I have found meditation and guided relaxation helpful in my own recovery. I started looking into meditation a couple of months into my PVF/ME/CFS after reading positive posts from other sufferers about how it had helped them. I had plenty of time on my hands and nothing to lose.
I started with podcasts from the mental health foundation website, which I downloaded to my mp3 player. Most of these tracks were about 10 minutes long, so it was not too daunting to sit or lie still for that long. However, at first I found my mind was incredibly distracted, and although physically I was able to sit reasonably still I frequently tuned out from the meditation and into my own thoughts.

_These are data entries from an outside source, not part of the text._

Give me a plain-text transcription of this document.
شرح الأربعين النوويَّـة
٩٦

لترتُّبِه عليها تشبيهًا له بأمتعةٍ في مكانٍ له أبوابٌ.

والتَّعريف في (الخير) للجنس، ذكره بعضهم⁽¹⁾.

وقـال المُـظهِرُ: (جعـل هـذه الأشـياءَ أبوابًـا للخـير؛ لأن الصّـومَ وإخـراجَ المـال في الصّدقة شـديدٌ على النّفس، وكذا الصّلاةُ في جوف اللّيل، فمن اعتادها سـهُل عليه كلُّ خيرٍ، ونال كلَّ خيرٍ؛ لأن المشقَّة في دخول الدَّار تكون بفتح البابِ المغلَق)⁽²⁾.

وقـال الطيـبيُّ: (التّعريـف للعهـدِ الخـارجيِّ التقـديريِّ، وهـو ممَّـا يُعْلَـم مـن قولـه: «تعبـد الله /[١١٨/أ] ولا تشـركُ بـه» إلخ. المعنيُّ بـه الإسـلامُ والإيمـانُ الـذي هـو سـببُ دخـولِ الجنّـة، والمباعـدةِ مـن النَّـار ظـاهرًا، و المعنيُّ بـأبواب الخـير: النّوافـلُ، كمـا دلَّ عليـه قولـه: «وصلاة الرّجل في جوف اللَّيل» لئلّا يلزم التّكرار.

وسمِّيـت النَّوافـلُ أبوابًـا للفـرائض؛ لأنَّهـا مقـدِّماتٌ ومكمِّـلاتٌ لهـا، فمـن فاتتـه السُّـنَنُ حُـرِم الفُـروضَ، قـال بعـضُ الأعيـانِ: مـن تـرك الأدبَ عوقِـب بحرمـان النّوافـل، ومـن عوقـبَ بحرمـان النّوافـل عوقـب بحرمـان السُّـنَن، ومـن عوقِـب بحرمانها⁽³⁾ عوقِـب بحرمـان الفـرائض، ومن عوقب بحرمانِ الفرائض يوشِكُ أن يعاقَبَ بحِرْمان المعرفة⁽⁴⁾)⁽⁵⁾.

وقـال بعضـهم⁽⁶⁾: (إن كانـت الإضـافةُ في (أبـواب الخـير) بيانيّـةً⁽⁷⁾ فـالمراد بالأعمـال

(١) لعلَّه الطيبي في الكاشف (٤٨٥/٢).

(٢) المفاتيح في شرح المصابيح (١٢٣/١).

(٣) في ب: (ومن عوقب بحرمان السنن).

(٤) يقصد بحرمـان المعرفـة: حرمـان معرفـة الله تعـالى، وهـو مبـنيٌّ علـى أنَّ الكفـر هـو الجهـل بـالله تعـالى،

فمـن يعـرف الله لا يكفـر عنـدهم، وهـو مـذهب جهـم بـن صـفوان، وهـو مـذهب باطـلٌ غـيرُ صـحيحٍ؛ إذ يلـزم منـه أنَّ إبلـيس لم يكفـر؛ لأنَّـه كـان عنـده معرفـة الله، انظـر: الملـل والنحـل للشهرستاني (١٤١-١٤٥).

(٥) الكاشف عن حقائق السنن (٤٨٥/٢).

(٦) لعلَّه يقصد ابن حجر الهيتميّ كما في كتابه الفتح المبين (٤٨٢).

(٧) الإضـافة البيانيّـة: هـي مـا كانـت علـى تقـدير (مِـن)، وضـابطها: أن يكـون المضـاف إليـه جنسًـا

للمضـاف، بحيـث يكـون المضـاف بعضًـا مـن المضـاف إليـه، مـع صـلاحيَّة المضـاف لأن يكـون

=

Sometimes I would only realise this had happened when the track finished and I had no idea what had been said.
I read that the important thing about meditation was to do it regularly, so I did not allow my distraction to discourage me, but committed to doing a meditation daily. Slowly I got a bit less distracted and began to be able to listen to more of the track.

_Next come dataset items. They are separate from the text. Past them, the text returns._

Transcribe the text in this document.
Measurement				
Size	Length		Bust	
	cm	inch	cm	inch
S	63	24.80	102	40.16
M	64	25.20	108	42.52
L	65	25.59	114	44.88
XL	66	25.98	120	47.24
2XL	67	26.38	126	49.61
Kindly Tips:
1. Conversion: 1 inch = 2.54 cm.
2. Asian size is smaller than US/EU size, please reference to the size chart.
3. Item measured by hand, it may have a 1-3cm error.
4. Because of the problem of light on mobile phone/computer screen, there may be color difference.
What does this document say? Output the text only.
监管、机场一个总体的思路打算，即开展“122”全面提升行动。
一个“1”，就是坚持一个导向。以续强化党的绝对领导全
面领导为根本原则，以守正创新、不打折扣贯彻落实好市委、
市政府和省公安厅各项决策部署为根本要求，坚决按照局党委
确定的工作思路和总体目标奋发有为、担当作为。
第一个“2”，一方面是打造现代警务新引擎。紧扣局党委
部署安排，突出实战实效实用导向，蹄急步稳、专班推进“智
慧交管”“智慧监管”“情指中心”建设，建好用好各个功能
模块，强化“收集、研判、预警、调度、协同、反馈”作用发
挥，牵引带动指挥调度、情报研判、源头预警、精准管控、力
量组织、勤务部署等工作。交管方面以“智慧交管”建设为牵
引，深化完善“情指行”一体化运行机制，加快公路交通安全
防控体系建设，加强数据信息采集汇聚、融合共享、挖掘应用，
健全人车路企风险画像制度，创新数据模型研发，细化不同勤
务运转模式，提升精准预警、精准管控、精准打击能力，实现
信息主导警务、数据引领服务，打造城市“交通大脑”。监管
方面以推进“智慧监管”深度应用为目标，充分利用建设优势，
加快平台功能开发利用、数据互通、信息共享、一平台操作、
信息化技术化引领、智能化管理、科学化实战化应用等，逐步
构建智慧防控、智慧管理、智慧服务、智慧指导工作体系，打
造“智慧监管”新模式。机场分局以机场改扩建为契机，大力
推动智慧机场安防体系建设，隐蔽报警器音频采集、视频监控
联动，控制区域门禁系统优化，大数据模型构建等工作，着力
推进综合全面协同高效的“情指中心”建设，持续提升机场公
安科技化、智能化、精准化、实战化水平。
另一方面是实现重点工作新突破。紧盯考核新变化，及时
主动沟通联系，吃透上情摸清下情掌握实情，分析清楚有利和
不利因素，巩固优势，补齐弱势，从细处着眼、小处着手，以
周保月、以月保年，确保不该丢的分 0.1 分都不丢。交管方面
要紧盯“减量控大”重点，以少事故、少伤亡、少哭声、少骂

Over time I started to look for different tracks to give me some variety and I began to listen to longer guided relaxations. You can find links to meditations I’ve found helpful on the resources page.

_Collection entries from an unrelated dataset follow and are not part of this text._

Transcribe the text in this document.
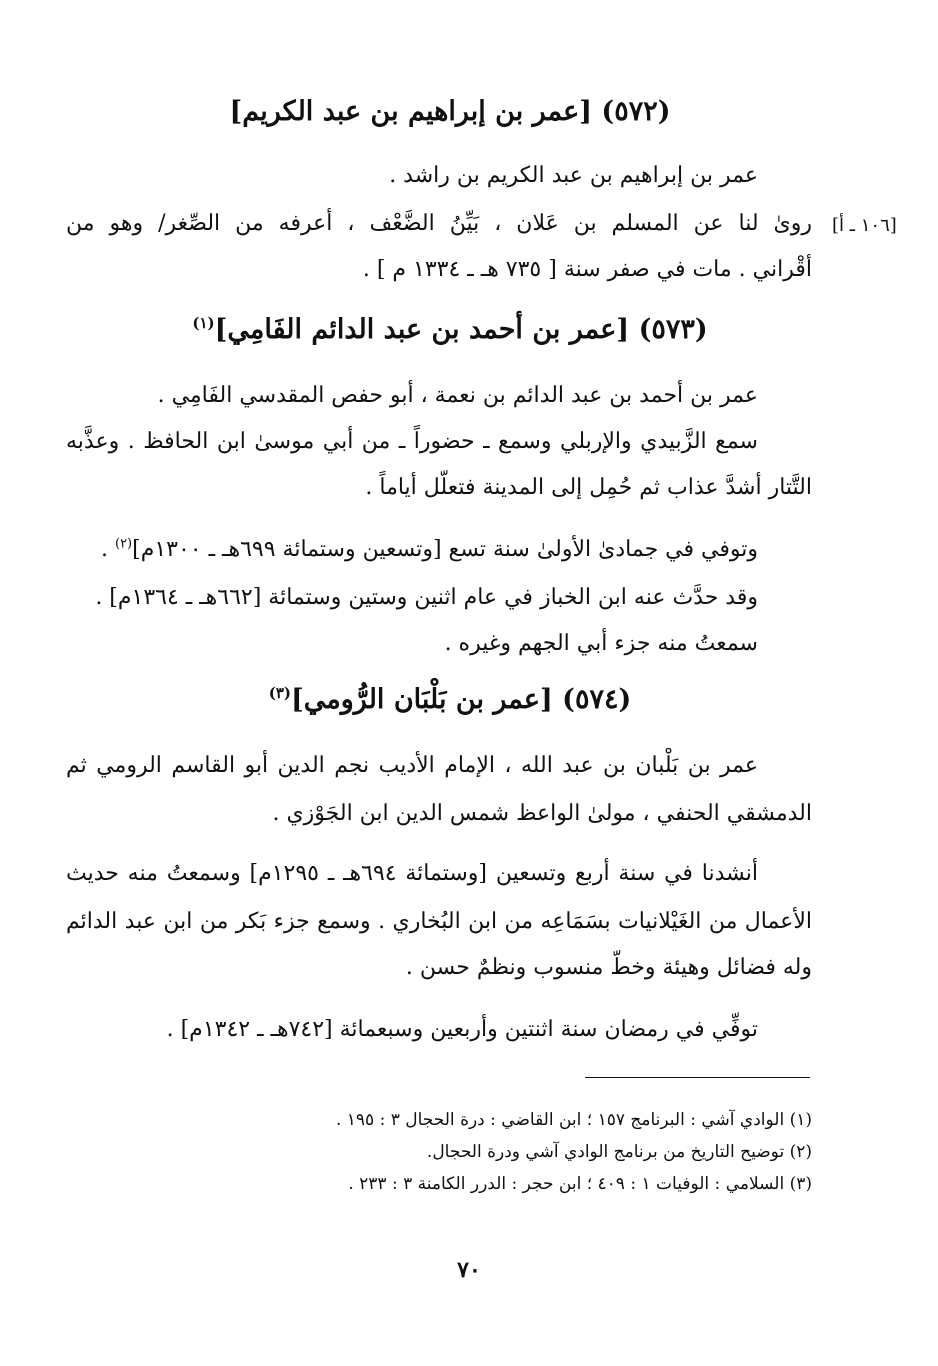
(٥٧٢) [عمر بن إبراهيم بن عبد الكريم]
عمر بن إبراهيم بن عبد الكريم بن راشد .
روىٰ لنا عن المسلم بن عَلان ، بَيِّنُ الضَّعْف ، أعرفه من الصِّغر/ وهو من
أقْراني . مات في صفر سنة [ ٧٣٥ هـ ـ ١٣٣٤ م ] .
[١٠٦ ـ أ]
(٥٧٣) [عمر بن أحمد بن عبد الدائم الفَامِي]$^{(١)}$
عمر بن أحمد بن عبد الدائم بن نعمة ، أبو حفص المقدسي الفَامِي .
سمع الزَّبيدي والإربلي وسمع ـ حضوراً ـ من أبي موسىٰ ابن الحافظ . وعذَّبه
التَّتار أشدَّ عذاب ثم حُمِل إلى المدينة فتعلَّل أياماً .
وتوفي في جمادىٰ الأولىٰ سنة تسع [وتسعين وستمائة ٦٩٩هـ ـ ١٣٠٠م]$^{(٢)}$ .
وقد حدَّث عنه ابن الخباز في عام اثنين وستين وستمائة [٦٦٢هـ ـ ١٣٦٤م] .
سمعتُ منه جزء أبي الجهم وغيره .
(٥٧٤) [عمر بن بَلْبَان الرُّومي]$^{(٣)}$
عمر بن بَلْبان بن عبد الله ، الإمام الأديب نجم الدين أبو القاسم الرومي ثم
الدمشقي الحنفي ، مولىٰ الواعظ شمس الدين ابن الجَوْزي .
أنشدنا في سنة أربع وتسعين [وستمائة ٦٩٤هـ ـ ١٢٩٥م] وسمعتُ منه حديث
الأعمال من الغَيْلانيات بسَمَاعِه من ابن البُخاري . وسمع جزء بَكر من ابن عبد الدائم
وله فضائل وهيئة وخطٌّ منسوب ونظمٌ حسن .
توفِّي في رمضان سنة اثنتين وأربعين وسبعمائة [٧٤٢هـ ـ ١٣٤٢م] .
(١) الوادي آشي : البرنامج ١٥٧ ؛ ابن القاضي : درة الحجال ٣ : ١٩٥ .
(٢) توضيح التاريخ من برنامج الوادي آشي ودرة الحجال.
(٣) السلامي : الوفيات ١ : ٤٠٩ ؛ ابن حجر : الدرر الكامنة ٣ : ٢٣٣ .
٧٠
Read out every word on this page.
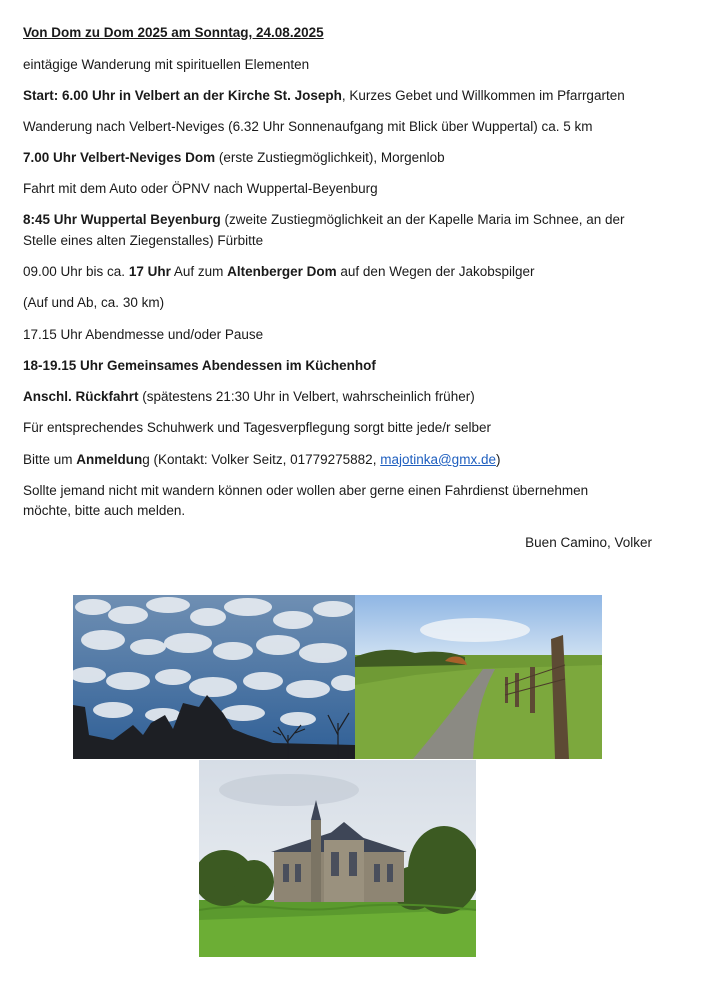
Von Dom zu Dom 2025 am Sonntag, 24.08.2025
eintägige Wanderung mit spirituellen Elementen
Start: 6.00 Uhr in Velbert an der Kirche St. Joseph, Kurzes Gebet und Willkommen im Pfarrgarten
Wanderung nach Velbert-Neviges (6.32 Uhr Sonnenaufgang mit Blick über Wuppertal) ca. 5 km
7.00 Uhr Velbert-Neviges Dom (erste Zustiegmöglichkeit), Morgenlob
Fahrt mit dem Auto oder ÖPNV nach Wuppertal-Beyenburg
8:45 Uhr Wuppertal Beyenburg (zweite Zustiegmöglichkeit an der Kapelle Maria im Schnee, an der
Stelle eines alten Ziegenstalles) Fürbitte
09.00 Uhr bis ca. 17 Uhr Auf zum Altenberger Dom auf den Wegen der Jakobspilger
(Auf und Ab, ca. 30 km)
17.15 Uhr Abendmesse und/oder Pause
18-19.15 Uhr Gemeinsames Abendessen im Küchenhof
Anschl. Rückfahrt (spätestens 21:30 Uhr in Velbert, wahrscheinlich früher)
Für entsprechendes Schuhwerk und Tagesverpflegung sorgt bitte jede/r selber
Bitte um Anmeldung (Kontakt: Volker Seitz, 01779275882, majotinka@gmx.de)
Sollte jemand nicht mit wandern können oder wollen aber gerne einen Fahrdienst übernehmen
möchte, bitte auch melden.
Buen Camino, Volker
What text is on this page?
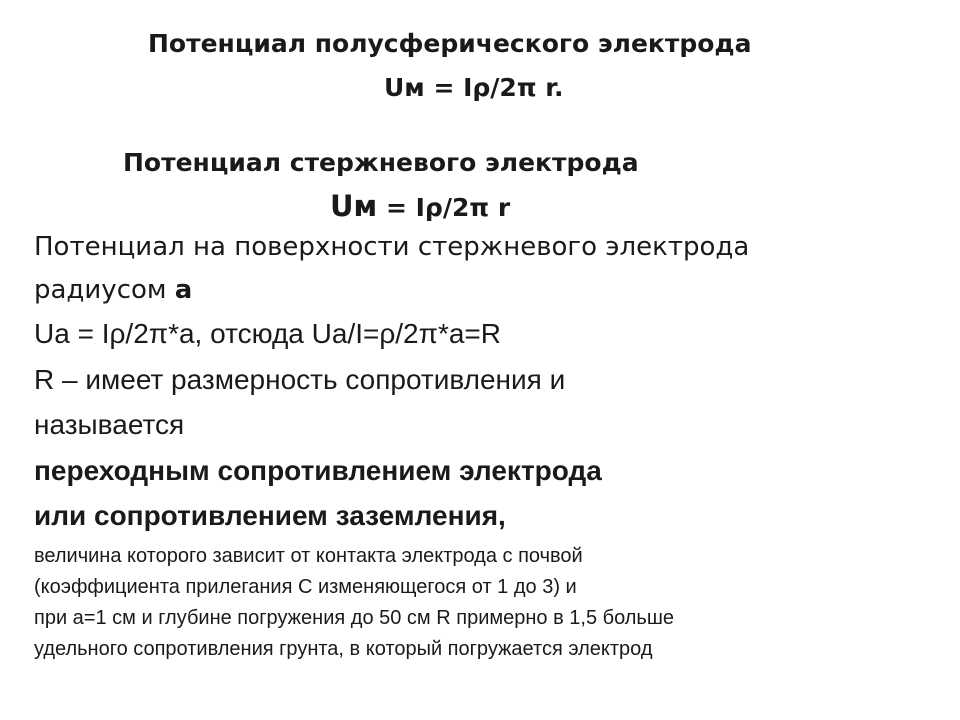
Потенциал полусферического электрода

Uм = Iρ/2π r.

Потенциал стержневого электрода

Uм = Iρ/2π r

Потенциал на поверхности стержневого электрода

радиусом a

Ua = Iρ/2π*a, отсюда Ua/I=ρ/2π*a=R

R – имеет размерность сопротивления и

называется

переходным сопротивлением электрода

или сопротивлением заземления,

величина которого зависит от контакта электрода с почвой

(коэффициента прилегания С изменяющегося от 1 до 3) и

при a=1 см и глубине погружения до 50 см R примерно в 1,5 больше

удельного сопротивления грунта, в который погружается электрод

In April 2012 I began attending my local NHS CFS/ME service. My occupational therapist identified from activity diaries that I was doing too much activity, so my first goal was to increase my rest.
We devised a timetable of rests that would fit into my daily routines, and I focused on ensuring I did these rests. I was now resting 4 times a day for 30-60 minutes at a time. I used guided meditation at nearly every rest, to ensure I got to a relaxed state and got the maximum benefit from these periods. My dizziness and orthostatic intolerance increased, and I had to spend most of my time lying down, so I changed all my rest/meditation to lying down.
I found details of a local Buddhist Centre where they ran drop-in meditation sessions and meditation courses. I was interested in attending these, but at the time I could not drive, nor sit up for very long. It became a goal to attend one of these sessions. Over the summer of 2012 my condition improved (I have discovered my body does best in the summer and on holidays). This enabled me to start driving again and I started attending the drop-in meditation sessions. Here, I was taught 2 types of meditation: mindfulness of breathing and Metta Bhavana (the development of loving kindness) and I finally learnt to meditate without the guided meditation tracks.
Mindfulness of breathing was just what I expected meditation to be about. You focus on your breath, and when you get distracted you return your focus to the breath. It’s simple, but not easy.
The Metta Bhavana meditation (development of loving kindness) meditation is very different to the mindfulness of breathing. It focuses on developing feelings of loving kindness first towards yourself, then towards other people. I found this incredibly difficult at first, but quickly realised that I needed to be kind to myself and that much of my self talk was not kind. By practising this meditation I have changed, not suddenly or dramatically but gradually and incrementally. My self-talk is now much kinder.
I have built a daily habit of silent meditation, although I confess it is often only on week days, as trying to find a peaceful corner of the house for meditation at the weekend is challenging. I still attend the Buddhist centre, I find meditating in a group really helpful. I also recently did a meditation course which has helped my understanding of the practises.
If you are interested in learning this type of meditation then a great website is http://www.wildmind.org/ .
I plan to keep meditation in my life going forward. I recognise that as I am able to do more it will be more challenging to find the time to meditate, but I think it is something that is worth spending time on.